Wikimedia n’est pas la seule à faire face à ce défi. Comme indiqué dans notre
rapport sur les tendances mondiales 2025 , les entreprises technologiques se précipitent pour extraire des informations créées et vérifiées par des humains sur les sites web. Les éditeurs de contenu , les projets open source et les sites web de toutes sortes signalent des problèmes similaires. De plus, les robots d’exploration ont tendance à accéder à n’importe quelle URL. Au sein de l’infrastructure Wikimedia, nous observons du scraping non seulement sur les projets Wikimedia, mais aussi sur des systèmes clés de notre infrastructure de développement, tels que notre plateforme de révision de code ou notre outil de suivi des bugs. Tout cela consomme du temps et des ressources dont nous avons besoin pour soutenir les projets, les contributeurs et les lecteurs de Wikimedia.
Notre contenu est gratuit, notre infrastructure ne l’est pas : Établir une utilisation responsable de l’infrastructure.
Fournir un contenu fiable implique également de soutenir un modèle de « connaissance en tant que service », où nous reconnaissons qu’Internet tout entier s’appuie sur le contenu Wikimedia. Mais cela doit se faire de manière durable pour nous : comment pouvons-nous continuer à soutenir notre communauté, tout en limitant la consommation automatique de contenu ? Comment pouvons-nous orienter les développeurs et les réutilisateurs vers des canaux d’accès privilégiés et pris en charge ? De quelles orientations avons-nous besoin pour encourager une réutilisation responsable du contenu ?

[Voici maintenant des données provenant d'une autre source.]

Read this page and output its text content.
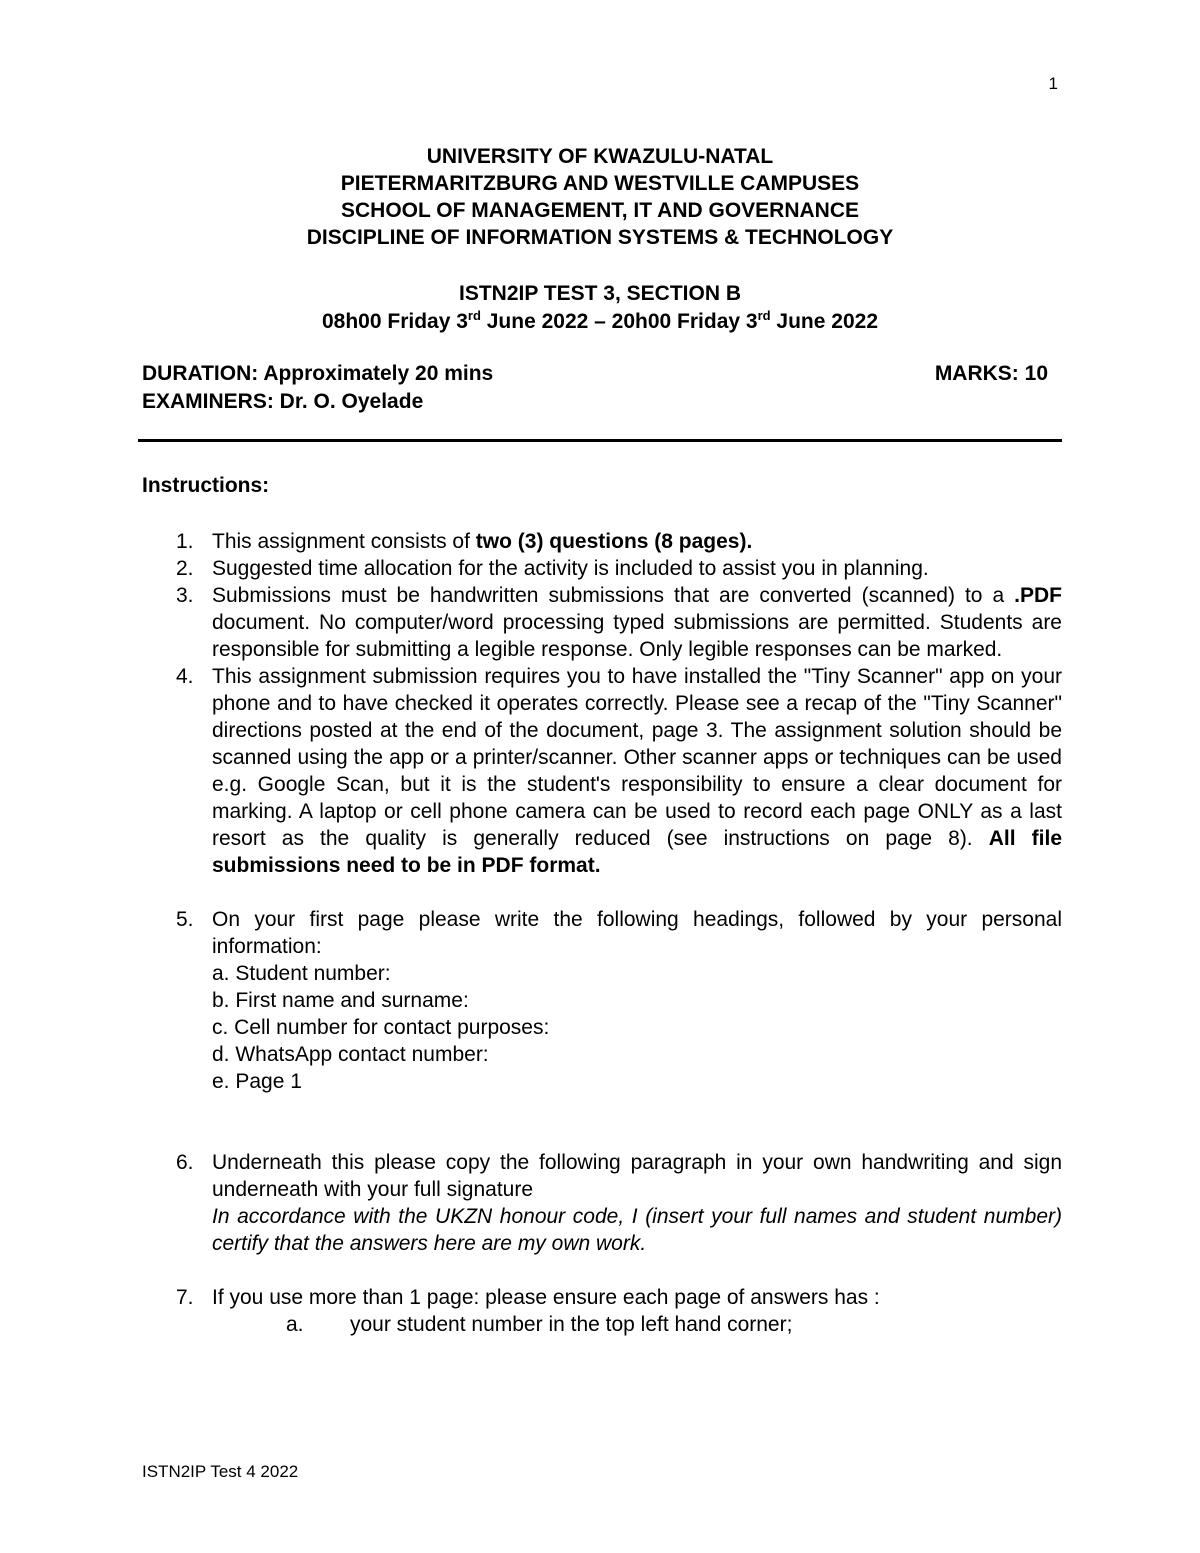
1
UNIVERSITY OF KWAZULU-NATAL
PIETERMARITZBURG AND WESTVILLE CAMPUSES
SCHOOL OF MANAGEMENT, IT AND GOVERNANCE
DISCIPLINE OF INFORMATION SYSTEMS & TECHNOLOGY
ISTN2IP TEST 3, SECTION B
08h00 Friday 3rd June 2022 – 20h00 Friday 3rd June 2022
DURATION: Approximately 20 mins	MARKS: 10
EXAMINERS: Dr. O. Oyelade
Instructions:
1. This assignment consists of two (3) questions (8 pages).
2. Suggested time allocation for the activity is included to assist you in planning.
3. Submissions must be handwritten submissions that are converted (scanned) to a .PDF document. No computer/word processing typed submissions are permitted. Students are responsible for submitting a legible response. Only legible responses can be marked.
4. This assignment submission requires you to have installed the "Tiny Scanner" app on your phone and to have checked it operates correctly. Please see a recap of the "Tiny Scanner" directions posted at the end of the document, page 3. The assignment solution should be scanned using the app or a printer/scanner. Other scanner apps or techniques can be used e.g. Google Scan, but it is the student's responsibility to ensure a clear document for marking. A laptop or cell phone camera can be used to record each page ONLY as a last resort as the quality is generally reduced (see instructions on page 8). All file submissions need to be in PDF format.
5. On your first page please write the following headings, followed by your personal information:
a. Student number:
b. First name and surname:
c. Cell number for contact purposes:
d. WhatsApp contact number:
e. Page 1
6. Underneath this please copy the following paragraph in your own handwriting and sign underneath with your full signature
In accordance with the UKZN honour code, I (insert your full names and student number) certify that the answers here are my own work.
7. If you use more than 1 page: please ensure each page of answers has :
a.	your student number in the top left hand corner;
ISTN2IP Test 4 2022
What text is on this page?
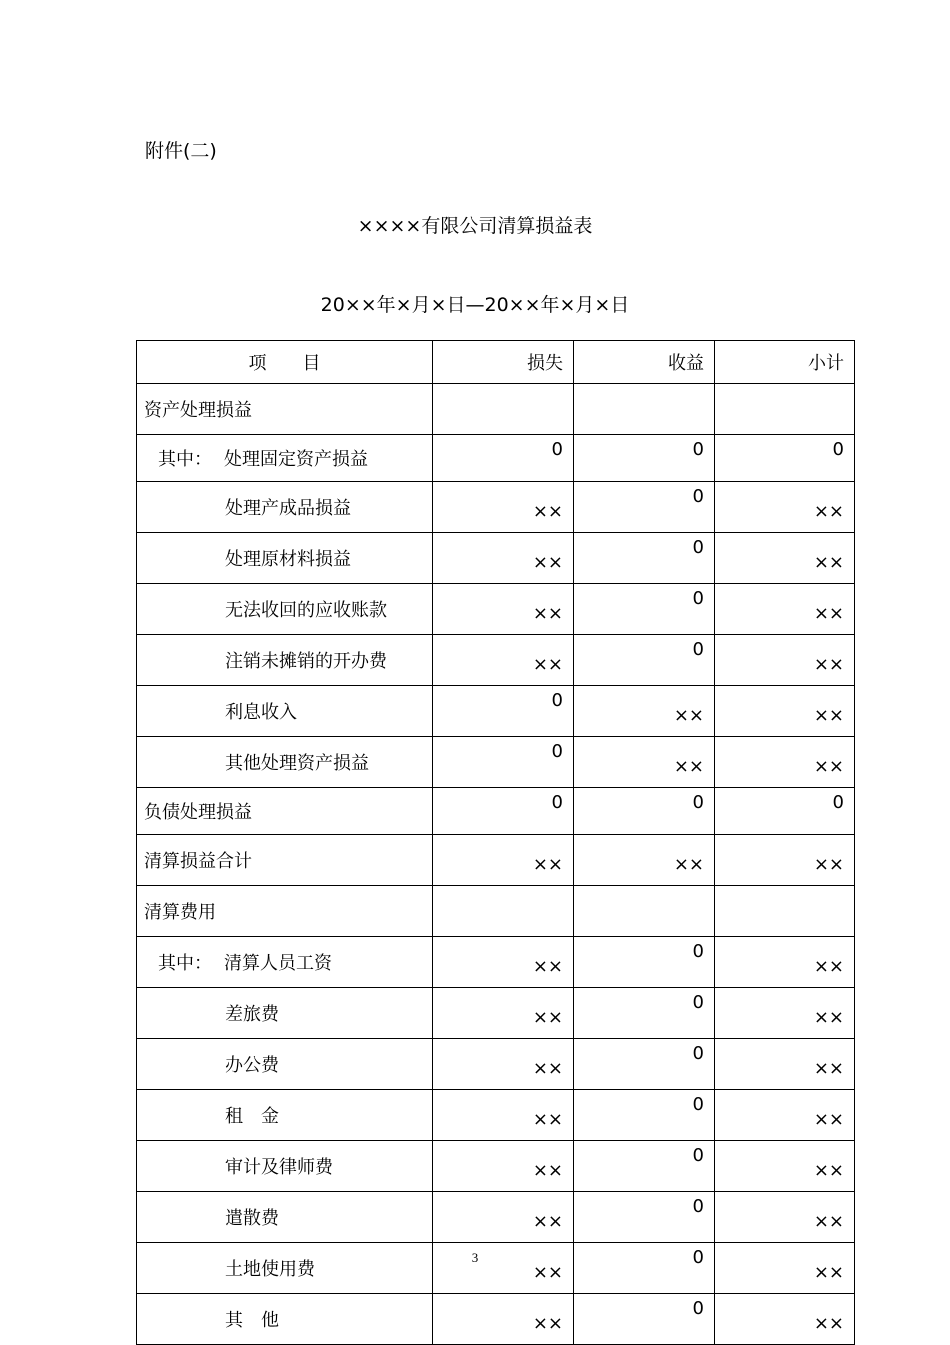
附件(二)
××××有限公司清算损益表
20××年×月×日—20××年×月×日
项　　目	损失	收益	小计
资产处理损益			
其中： 处理固定资产损益	0	0	0
处理产成品损益	××	0	××
处理原材料损益	××	0	××
无法收回的应收账款	××	0	××
注销未摊销的开办费	××	0	××
利息收入	0	××	××
其他处理资产损益	0	××	××
负债处理损益	0	0	0
清算损益合计	××	××	××
清算费用			
其中： 清算人员工资	××	0	××
差旅费	××	0	××
办公费	××	0	××
租　金	××	0	××
审计及律师费	××	0	××
遣散费	××	0	××
土地使用费	××	0	××
其　他	××	0	××
3
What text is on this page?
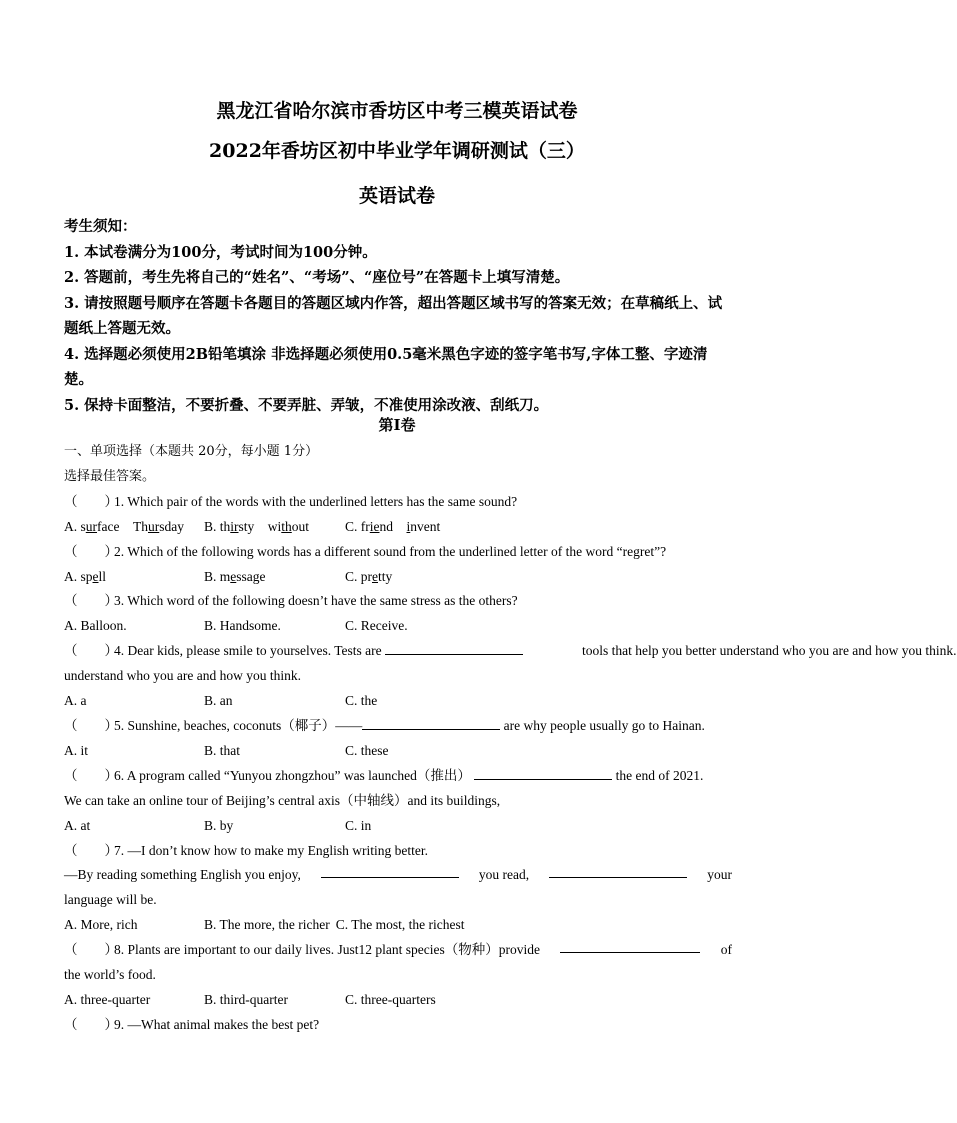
黑龙江省哈尔滨市香坊区中考三模英语试卷
2022年香坊区初中毕业学年调研测试（三）
英语试卷
考生须知：
1. 本试卷满分为100分，考试时间为100分钟。
2. 答题前，考生先将自己的“姓名”、“考场”、“座位号”在答题卡上填写清楚。
3. 请按照题号顺序在答题卡各题目的答题区域内作答，超出答题区域书写的答案无效；在草稿纸上、试题纸上答题无效。
4. 选择题必须使用2B铅笔填涂 非选择题必须使用0.5毫米黑色字迹的签字笔书写,字体工整、字迹清楚。
5. 保持卡面整洁，不要折叠、不要弄脏、弄皱，不准使用涂改液、刮纸刀。
第I卷
一、单项选择（本题共 20分，每小题 1分）
选择最佳答案。
（　　）1. Which pair of the words with the underlined letters has the same sound?
A. surface Thursday	B. thirsty without	C. friend invent
（　　）2. Which of the following words has a different sound from the underlined letter of the word “regret”?
A. spell	B. message	C. pretty
（　　）3. Which word of the following doesn’t have the same stress as the others?
A. Balloon.	B. Handsome.	C. Receive.
（　　）4. Dear kids, please smile to yourselves. Tests are	tools that help you better understand who you are and how you think.
understand who you are and how you think.
A. a	B. an	C. the
（　　）5. Sunshine, beaches, coconuts（椰子）——	are why people usually go to Hainan.
A. it	B. that	C. these
（　　）6. A program called “Yunyou zhongzhou” was launched（推出）	the end of 2021.
We can take an online tour of Beijing’s central axis（中轴线）and its buildings,
A. at	B. by	C. in
（　　）7. —I don’t know how to make my English writing better.
—By reading something English you enjoy,	you read,	your
language will be.
A. More, rich	B. The more, the richer C. The most, the richest
（　　）8. Plants are important to our daily lives. Just12 plant species（物种）provide	of
the world’s food.
A. three-quarter	B. third-quarter	C. three-quarters
（　　）9. —What animal makes the best pet?
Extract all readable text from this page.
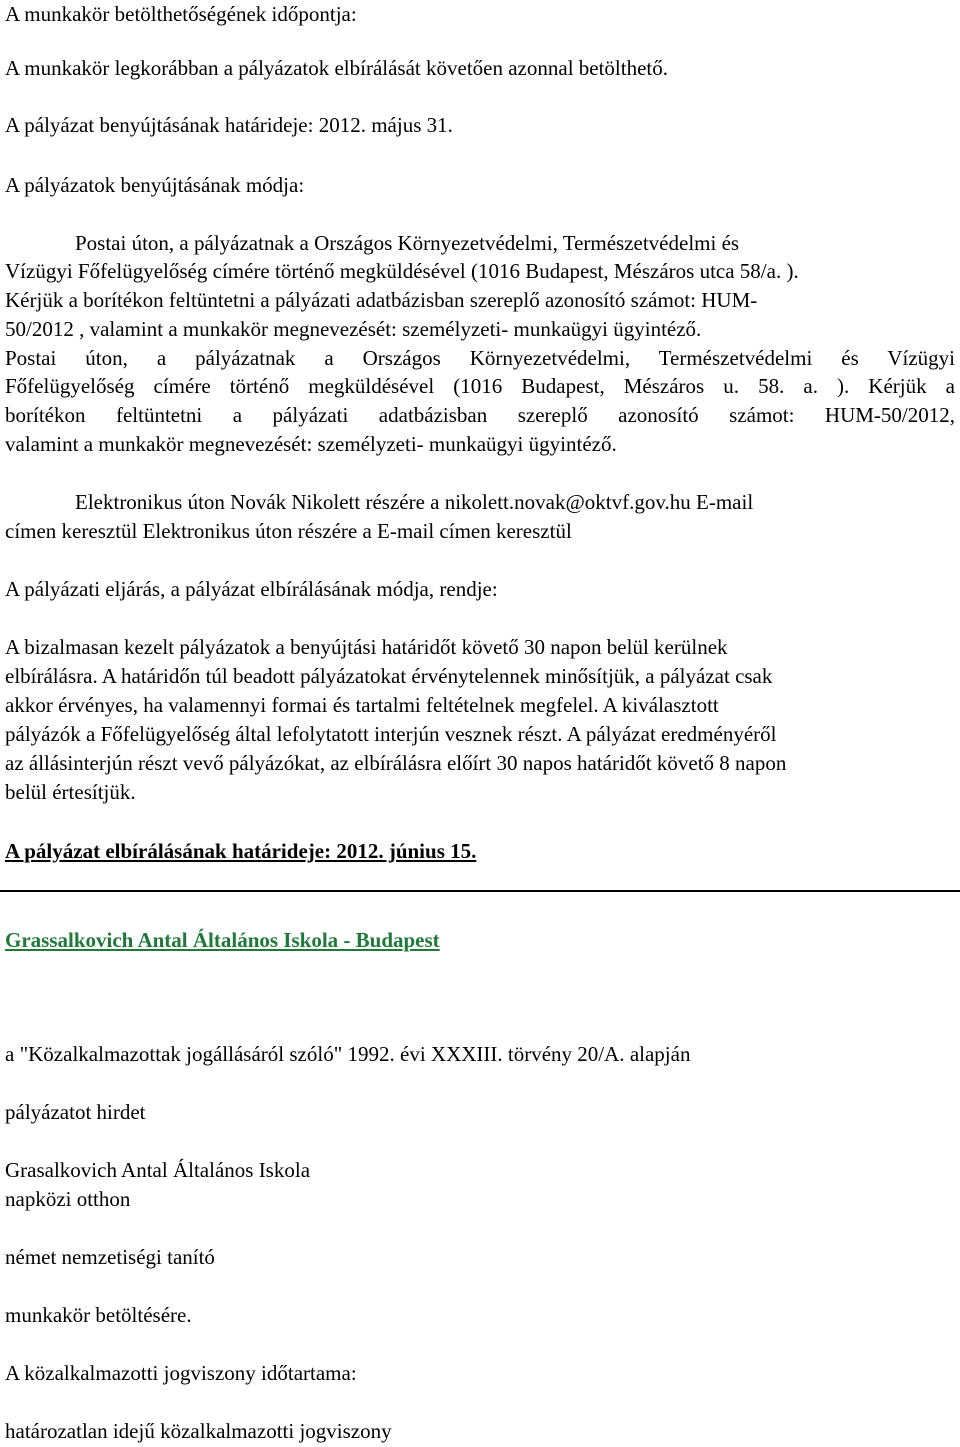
A munkakör betölthetőségének időpontja:
A munkakör legkorábban a pályázatok elbírálását követően azonnal betölthető.
A pályázat benyújtásának határideje: 2012. május 31.
A pályázatok benyújtásának módja:
Postai úton, a pályázatnak a Országos Környezetvédelmi, Természetvédelmi és
Vízügyi Főfelügyelőség címére történő megküldésével (1016 Budapest, Mészáros utca 58/a. ).
Kérjük a borítékon feltüntetni a pályázati adatbázisban szereplő azonosító számot: HUM-
50/2012 , valamint a munkakör megnevezését: személyzeti- munkaügyi ügyintéző.
Postai úton, a pályázatnak a Országos Környezetvédelmi, Természetvédelmi és Vízügyi
Főfelügyelőség címére történő megküldésével (1016 Budapest, Mészáros u. 58. a. ). Kérjük a
borítékon feltüntetni a pályázati adatbázisban szereplő azonosító számot: HUM-50/2012,
valamint a munkakör megnevezését: személyzeti- munkaügyi ügyintéző.
Elektronikus úton Novák Nikolett részére a nikolett.novak@oktvf.gov.hu E-mail
címen keresztül Elektronikus úton részére a E-mail címen keresztül
A pályázati eljárás, a pályázat elbírálásának módja, rendje:
A bizalmasan kezelt pályázatok a benyújtási határidőt követő 30 napon belül kerülnek
elbírálásra. A határidőn túl beadott pályázatokat érvénytelennek minősítjük, a pályázat csak
akkor érvényes, ha valamennyi formai és tartalmi feltételnek megfelel. A kiválasztott
pályázók a Főfelügyelőség által lefolytatott interjún vesznek részt. A pályázat eredményéről
az állásinterjún részt vevő pályázókat, az elbírálásra előírt 30 napos határidőt követő 8 napon
belül értesítjük.
A pályázat elbírálásának határideje: 2012. június 15.
Grassalkovich Antal Általános Iskola - Budapest
a "Közalkalmazottak jogállásáról szóló" 1992. évi XXXIII. törvény 20/A. alapján
pályázatot hirdet
Grasalkovich Antal Általános Iskola
napközi otthon
német nemzetiségi tanító
munkakör betöltésére.
A közalkalmazotti jogviszony időtartama:
határozatlan idejű közalkalmazotti jogviszony
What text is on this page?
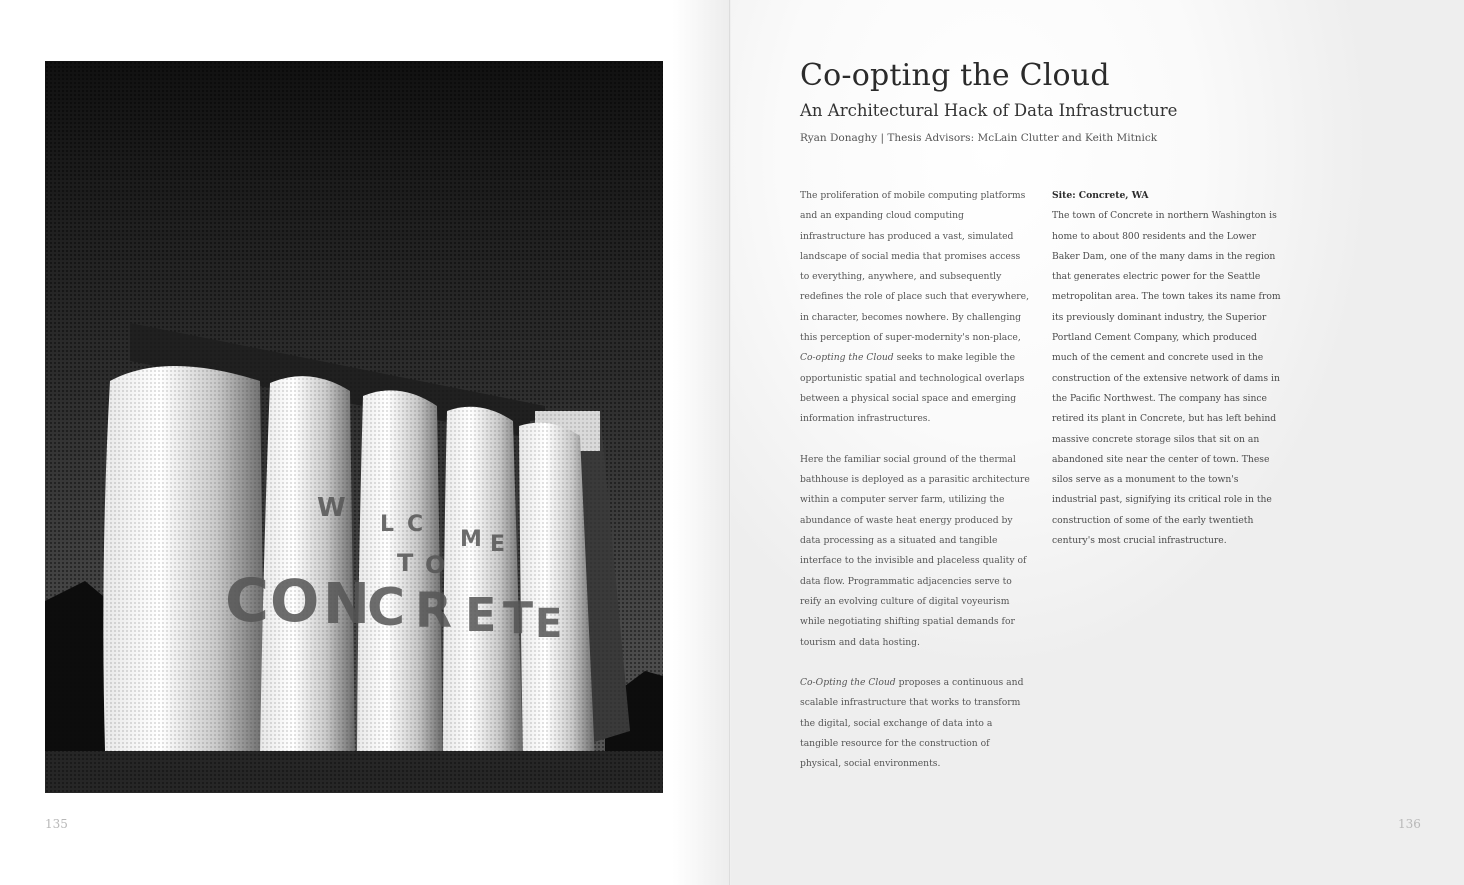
W
L C
M E
T O
C O N
C R E T E
135	136
Co-opting the Cloud
An Architectural Hack of Data Infrastructure
Ryan Donaghy | Thesis Advisors: McLain Clutter and Keith Mitnick

The proliferation of mobile computing platforms and an expanding cloud computing infrastructure has produced a vast, simulated landscape of social media that promises access to everything, anywhere, and subsequently redefines the role of place such that everywhere, in character, becomes nowhere. By challenging this perception of super-modernity's non-place, Co-opting the Cloud seeks to make legible the opportunistic spatial and technological overlaps between a physical social space and emerging information infrastructures.

Here the familiar social ground of the thermal bathhouse is deployed as a parasitic architecture within a computer server farm, utilizing the abundance of waste heat energy produced by data processing as a situated and tangible interface to the invisible and placeless quality of data flow. Programmatic adjacencies serve to reify an evolving culture of digital voyeurism while negotiating shifting spatial demands for tourism and data hosting.

Co-Opting the Cloud proposes a continuous and scalable infrastructure that works to transform the digital, social exchange of data into a tangible resource for the construction of physical, social environments.

Site: Concrete, WA
The town of Concrete in northern Washington is home to about 800 residents and the Lower Baker Dam, one of the many dams in the region that generates electric power for the Seattle metropolitan area. The town takes its name from its previously dominant industry, the Superior Portland Cement Company, which produced much of the cement and concrete used in the construction of the extensive network of dams in the Pacific Northwest. The company has since retired its plant in Concrete, but has left behind massive concrete storage silos that sit on an abandoned site near the center of town. These silos serve as a monument to the town's industrial past, signifying its critical role in the construction of some of the early twentieth century's most crucial infrastructure.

Nous avons commencé à travailler à la résolution systémique de ces questions et avons mis l’accent sur la mise en place de moyens durables pour les développeurs et les réutilisateurs d’accéder au contenu de la connaissance au cours du prochain exercice financier de la Fondation. Pour en savoir plus, consultez notre projet de plan annuel : WE5 : Utilisation responsable des infrastructures . Notre contenu est gratuit, mais pas notre infrastructure : nous devons agir dès maintenant pour rétablir un équilibre sain, afin de pouvoir consacrer nos ressources d’ingénierie au soutien et à la priorisation des projets Wikimedia, de nos contributeurs et de l’accès humain à la connaissance.